Prime Products
Prime Products is a command-line tool which outputs the multiplication table of the first n prime numbers.
So, for instance, where n=5, you'd get a result like this:
+----+----+----+----+----+-----+
| * | 2 | 3 | 5 | 7 | 11 |
| 2 | 4 | 6 | 10 | 14 | 22 |
| 3 | 6 | 9 | 15 | 21 | 33 |
| 5 | 10 | 15 | 25 | 35 | 55 |
| 7 | 14 | 21 | 35 | 49 | 77 |
| 11 | 22 | 33 | 55 | 77 | 121 |
+----+----+----+----+----+-----+
The first row and column of the table contains the first 5 primes. Each other cell contains the product of the primes for the corresponding row and column.
Installation
Install the gem by running gem install prime_products.
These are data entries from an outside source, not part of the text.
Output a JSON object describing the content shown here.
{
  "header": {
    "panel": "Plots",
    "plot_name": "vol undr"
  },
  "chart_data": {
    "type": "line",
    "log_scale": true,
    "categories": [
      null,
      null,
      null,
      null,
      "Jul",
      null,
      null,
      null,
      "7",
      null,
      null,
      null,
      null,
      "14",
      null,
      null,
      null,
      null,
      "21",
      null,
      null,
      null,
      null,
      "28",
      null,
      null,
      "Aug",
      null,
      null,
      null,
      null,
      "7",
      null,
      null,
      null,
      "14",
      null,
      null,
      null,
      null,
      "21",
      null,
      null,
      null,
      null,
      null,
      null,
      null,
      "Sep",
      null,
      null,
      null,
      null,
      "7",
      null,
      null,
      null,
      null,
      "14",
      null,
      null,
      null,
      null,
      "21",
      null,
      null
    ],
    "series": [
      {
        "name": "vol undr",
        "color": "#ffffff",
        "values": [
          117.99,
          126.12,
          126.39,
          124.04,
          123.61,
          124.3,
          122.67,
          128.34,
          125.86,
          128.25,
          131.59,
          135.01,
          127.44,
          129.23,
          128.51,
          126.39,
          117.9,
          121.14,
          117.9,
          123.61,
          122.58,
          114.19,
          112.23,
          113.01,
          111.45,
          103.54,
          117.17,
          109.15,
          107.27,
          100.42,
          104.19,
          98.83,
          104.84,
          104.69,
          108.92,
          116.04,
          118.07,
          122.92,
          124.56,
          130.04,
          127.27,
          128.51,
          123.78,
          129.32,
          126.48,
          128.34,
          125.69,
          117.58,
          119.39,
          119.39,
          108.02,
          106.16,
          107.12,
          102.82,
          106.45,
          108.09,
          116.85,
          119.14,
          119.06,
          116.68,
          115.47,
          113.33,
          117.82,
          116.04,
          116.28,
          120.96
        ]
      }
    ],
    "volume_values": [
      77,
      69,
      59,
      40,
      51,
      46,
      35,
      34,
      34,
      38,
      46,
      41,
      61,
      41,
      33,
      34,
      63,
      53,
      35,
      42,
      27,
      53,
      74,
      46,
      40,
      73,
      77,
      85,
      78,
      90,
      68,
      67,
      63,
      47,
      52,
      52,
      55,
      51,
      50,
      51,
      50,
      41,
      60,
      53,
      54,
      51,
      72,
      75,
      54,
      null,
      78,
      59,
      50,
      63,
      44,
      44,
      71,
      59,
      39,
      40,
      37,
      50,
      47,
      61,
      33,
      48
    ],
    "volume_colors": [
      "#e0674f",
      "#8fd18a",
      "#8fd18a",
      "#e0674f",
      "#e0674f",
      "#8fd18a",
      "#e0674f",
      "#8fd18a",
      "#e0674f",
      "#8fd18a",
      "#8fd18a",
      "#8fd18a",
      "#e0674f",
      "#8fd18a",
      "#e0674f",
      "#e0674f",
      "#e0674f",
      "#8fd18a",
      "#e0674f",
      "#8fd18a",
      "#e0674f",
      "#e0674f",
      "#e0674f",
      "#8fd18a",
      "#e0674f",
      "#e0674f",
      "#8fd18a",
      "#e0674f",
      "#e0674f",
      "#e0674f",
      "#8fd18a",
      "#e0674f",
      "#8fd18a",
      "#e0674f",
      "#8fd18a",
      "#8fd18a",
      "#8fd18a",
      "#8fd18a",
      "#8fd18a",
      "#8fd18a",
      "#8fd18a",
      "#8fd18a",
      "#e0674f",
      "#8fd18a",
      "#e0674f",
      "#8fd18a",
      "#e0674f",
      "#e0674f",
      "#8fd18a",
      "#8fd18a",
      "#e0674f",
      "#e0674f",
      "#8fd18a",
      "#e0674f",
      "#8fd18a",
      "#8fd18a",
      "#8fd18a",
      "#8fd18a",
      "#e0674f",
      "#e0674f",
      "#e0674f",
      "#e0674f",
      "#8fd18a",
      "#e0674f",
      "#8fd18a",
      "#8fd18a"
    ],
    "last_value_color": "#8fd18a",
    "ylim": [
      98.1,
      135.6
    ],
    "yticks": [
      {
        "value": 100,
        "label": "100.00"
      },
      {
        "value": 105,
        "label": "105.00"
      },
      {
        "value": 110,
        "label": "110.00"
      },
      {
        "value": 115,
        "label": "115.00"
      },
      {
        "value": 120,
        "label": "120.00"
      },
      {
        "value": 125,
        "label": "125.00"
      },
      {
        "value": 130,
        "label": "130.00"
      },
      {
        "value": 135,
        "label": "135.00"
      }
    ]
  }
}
In development, you can install this gem by cloning the repository and running bundle.
Usage
To generate a table of prime products, run the prime_products executable, providing the size of the table as the first argument:
# If you have installed this gem from source, you will need to run
# `bundle exec prime_products 10`.
prime_products 10
If you do not provide an argument, we will use the first 5 by default.
Benchmarking
This gem uses a naive method of finding the first n primes which does not scale especially well. However, this seems reasonable given that the primes will be displayed on-screen, and so it is unlikely you will want to see a large number at once.
Despite being a naive solution, this is still moderately performant. On my machine:
- finding the first 10 takes ~0.00004s
- finding the first 100 takes ~0.001s
- finding the first 1000 takes ~0.2s
- finding the first 10000 takes ~31s
It is unlikely that you would want a table of more than 1000, which only takes ~0.2 seconds. If we wanted to use these numbers elsewhere, and needed more, then I would optimise this code.
You can see full benchmark results, comparing the Ruby standard library's implementation (Prime.first) to mine, by running ruby benchmarks/prime_numbers.rb.
Development
After checking out the repo, run bin/setup to install dependencies. Then, run rake spec to run the tests. Run rake lint to check the code style with Rubocop.
You can also run bin/console for an interactive prompt that will allow you to experiment.
To install this gem onto your local machine, run bundle exec rake install. To release a new version, update the version number in version.rb, and then run bundle exec rake release, which will create a git tag for the version, push git commits and tags, and push the .gem file to rubygems.org.